Prag - Noch immer ungehalten über das schwache deutsche Spiel vom Vortag klage ich Nick mein Leid. Unser Trainer ist verrückt. Wir haben den wohl besten rechten Verteidiger der Welt, aber wo spielt er? Im Mittelfeld. Und der Müller, der muss sich vorne in der Spitze aufreiben, wo doch jeder weiß, dass er hinter der Spitze am torgefährlichsten ist. Aber der Löw hat ja den Kader lange Jahre geplant, so dass wir jetzt fast ohne Stürmer dastehen. Den Kießling hat er so lange ignoriert, dass der wohl eh nicht mitgefahren wäre. Den Gomez hat er vor zwei Jahren auch niedergemacht, der Mann schießt die ersten drei Tore für das Team, bereitet das vierte vor und findet sich zum Dank auf der Bank wieder.

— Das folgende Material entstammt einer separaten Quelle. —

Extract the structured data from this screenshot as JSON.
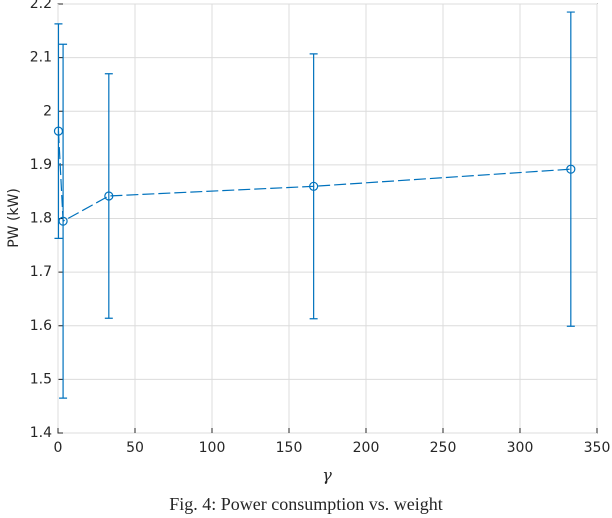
{
  "chart_data": {
    "type": "errorbar",
    "x_label": "γ",
    "y_label": "PW (kW)",
    "caption": "Fig. 4: Power consumption vs. weight",
    "x": [
      0.3,
      3.3,
      33,
      166,
      333
    ],
    "series": [
      {
        "color": "#0072bd",
        "values": [
          1.963,
          1.795,
          1.842,
          1.86,
          1.892
        ],
        "errors": [
          0.2,
          0.33,
          0.228,
          0.247,
          0.293
        ]
      }
    ],
    "xlim": [
      0,
      350
    ],
    "xticks": [
      0,
      50,
      100,
      150,
      200,
      250,
      300,
      350
    ],
    "ylim": [
      1.4,
      2.2
    ],
    "yticks": [
      1.4,
      1.5,
      1.6,
      1.7,
      1.8,
      1.9,
      2,
      2.1,
      2.2
    ],
    "grid": true
  }
}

Dem Schmelzer hat der Löw ja seinerzeit auch gesagt, dass er ihn nur aufstellt, weil er keinen besseren findet. Das sind echte Motivationskünste. Deshalb muss der Höwedes auch pro Spiel zwei Mal an der Grundlinie auf Linksaußenposition zur Eckfahne spurten und zurück. Es gibt in Deutschland ja angeblich keine Außenverteidiger mehr.
Belgien gewinnt
Ach ja, wie war Fußball früher doch so einfach. Brasilien spielt schön, Italien destruktiv, Deutschland erfolgreich. Die USA überhaupt nicht. Und heute?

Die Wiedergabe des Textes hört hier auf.